Think about it this way: It's why French winemakers and tastemakers got their collective panties in a bunch when a wine from California won all those years ago.

But, any reasonable person in the modern age will understand and should appreciate the spread of their culture's contributions to the world, and there will always be room for non-natives who want to learn. Just don't be surprised if you do it legitimately better than them and get some nasty looks.
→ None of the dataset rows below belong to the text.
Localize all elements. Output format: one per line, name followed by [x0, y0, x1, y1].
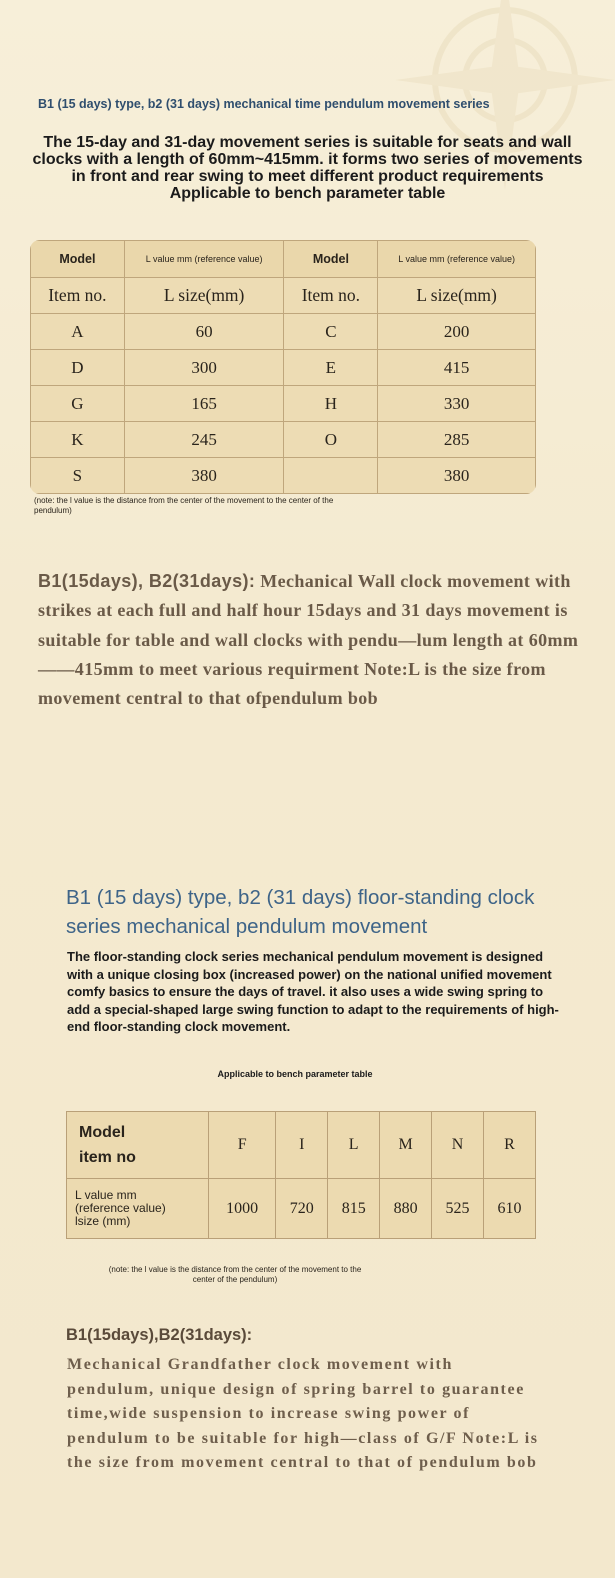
- section2-english-heading: B1(15days),B2(31days):: [66, 1326, 253, 1344]
- model-cell: N: [432, 1112, 484, 1179]
- section2-intro: The floor-standing clock series mechanical pendulum movement is designed with a unique closing box (increased power) on the national unified movement comfy basics to ensure the days of travel. it also uses a wide swing spring to add a special-shaped large swing function to adapt to the requirements of high-end floor-standing clock movement.: [67, 949, 559, 1034]
- subheader-item-no: Item no.: [31, 278, 125, 314]
- table-row: [31, 458, 536, 494]
- model-cell: M: [380, 1112, 432, 1179]
- table-cell: E: [284, 350, 378, 386]
- table-header-row: [31, 241, 536, 278]
- header-model: Model: [284, 241, 378, 278]
- table-cell: 380: [124, 458, 284, 494]
- value-cell: 525: [432, 1179, 484, 1239]
- table-cell: O: [284, 422, 378, 458]
- table-cell: S: [31, 458, 125, 494]
- model-cell: R: [484, 1112, 536, 1179]
- table-row: [31, 386, 536, 422]
- table-row: [31, 314, 536, 350]
- subheader-l-size: L size(mm): [378, 278, 536, 314]
- table-cell: 415: [378, 350, 536, 386]
- table-cell: [284, 458, 378, 494]
- subheader-item-no: Item no.: [284, 278, 378, 314]
- table-cell: 165: [124, 386, 284, 422]
- table-cell: 200: [378, 314, 536, 350]
- parameter-table-1: [30, 240, 536, 494]
- table-subheader-row: [31, 278, 536, 314]
- table-cell: 300: [124, 350, 284, 386]
- section2-note: (note: the l value is the distance from the center of the movement to the center of the pendulum): [108, 1265, 362, 1284]
- table-cell: 330: [378, 386, 536, 422]
- table-cell: 285: [378, 422, 536, 458]
- table-row-values: [67, 1179, 536, 1239]
- table-row: [31, 350, 536, 386]
- value-cell: 880: [380, 1179, 432, 1239]
- header-l-value: L value mm (reference value): [378, 241, 536, 278]
- section1-english-text: [38, 567, 598, 713]
- table-cell: H: [284, 386, 378, 422]
- model-cell: I: [276, 1112, 328, 1179]
- model-cell: L: [328, 1112, 380, 1179]
- table-cell: 60: [124, 314, 284, 350]
- section1-english-body: Mechanical Wall clock movement with strikes at each full and half hour 15days and 31 days movement is suitable for table and wall clocks with pendu—lum length at 60mm——415mm to meet various requirment Note:L is the size from movement central to that ofpendulum bob: [38, 571, 579, 709]
- table-cell: G: [31, 386, 125, 422]
- header-l-value: L value mm (reference value): [124, 241, 284, 278]
- table-cell: K: [31, 422, 125, 458]
- table-row-models: [67, 1112, 536, 1179]
- section2-title: B1 (15 days) type, b2 (31 days) floor-standing clock series mechanical pendulum movement: [66, 886, 535, 938]
- table-cell: 245: [124, 422, 284, 458]
- section2-table-caption: Applicable to bench parameter table: [217, 1069, 373, 1079]
- section1-english-heading: B1(15days), B2(31days):: [38, 571, 256, 591]
- table-cell: C: [284, 314, 378, 350]
- row-label-l-value: L value mm (reference value) lsize (mm): [67, 1179, 209, 1239]
- subheader-l-size: L size(mm): [124, 278, 284, 314]
- section1-subtitle: B1 (15 days) type, b2 (31 days) mechanical time pendulum movement series: [38, 97, 490, 111]
- value-cell: 610: [484, 1179, 536, 1239]
- model-cell: F: [209, 1112, 276, 1179]
- parameter-table-2: [66, 1111, 536, 1239]
- table-cell: D: [31, 350, 125, 386]
- header-model: Model: [31, 241, 125, 278]
- section1-intro: The 15-day and 31-day movement series is suitable for seats and wall clocks with a length of 60mm~415mm. it forms two series of movements in front and rear swing to meet different product requirements Applicable to bench parameter table: [32, 134, 583, 202]
- section1-note: (note: the l value is the distance from the center of the movement to the center of the pendulum): [34, 496, 334, 515]
- table-cell: A: [31, 314, 125, 350]
- section2-english-body: Mechanical Grandfather clock movement with pendulum, unique design of spring barrel to guarantee time,wide suspension to increase swing power of pendulum to be suitable for high—class of G/F Note:L is the size from movement central to that of pendulum bob: [67, 1356, 539, 1472]
- table-row: [31, 422, 536, 458]
- value-cell: 815: [328, 1179, 380, 1239]
- row-label-model: Model item no: [67, 1112, 209, 1179]
- value-cell: 1000: [209, 1179, 276, 1239]
- value-cell: 720: [276, 1179, 328, 1239]
- table-cell: 380: [378, 458, 536, 494]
Now, it's important to note that there is about zero English that you can hear over the dubbing in this video, but that leads to an excellent second point:
Emotional Responses Overcome Language Barriers

Just watch the video and just listen to the Japanese crowd as the American prepares sushi, and at the end when the judging begins. Their sounds and facial expressions convey all of the information you need to figure out what they are thinking. This is important when trying to pitch to a business owner or end user who can't communicate with you fully. If your product is good, can you convey that to that person? Can you evoke an emotional response even when you can't speak their native language?

Finally, going back to the fried sushi concept -Most Japanese folks like some fried things (tempura), but the majority of the cuisine is eaten REALLY FRESH or REALLY FERMENTED, and the American chef completely ignored the roots of the culture in which sushi developed from, and took the Southern-Fried route as well as adding flavors that completely mask the flavor of fresh fish like mango and jalapeno (a big no-no in fine sushi cuisine). He probably thought he had it in the bag with an all-white judging panel, but no, he completely missed the point, and lost for it.

And so, third and final point:
New Isn't Always Better. Even if it is, Not Always Appreciated 

The American-style fried sushi stems from not being able to get fresh, high quality fish, so a lot of the sushi styles you may have come to enjoy are actually from the mindset of "Let's Hide the Lower Quality With Novelty and Strong Flavors" marketing game, so serving a fried roll to experienced sushi eaters is like serving a filet mignon to a steak lover well done and covered in a spicy pepper sauce. Even if you started with fresh products and good intentions, they'll assume you're serving them old product and trying to pull some shenanigans.

Going back to a previous paragraph, the core concept of Japanese cuisine is to take something really fresh or fermented and create a balanced flavor profile with whatever dish they make with it, a several thousand year-old concept that gets thrown out the window by the American chef, and just reinforces the idea that American cuisine and the fusions styles that comes from it is a set of unbalanced dishes with too much masking flavors and fat, a cultural perception that even the American panel understands and stands behind in the end.

Well, that was a lot to learn about cultural differences and perception from a simple rigged sushi competition. Hope you enjoyed this informative opinion piece.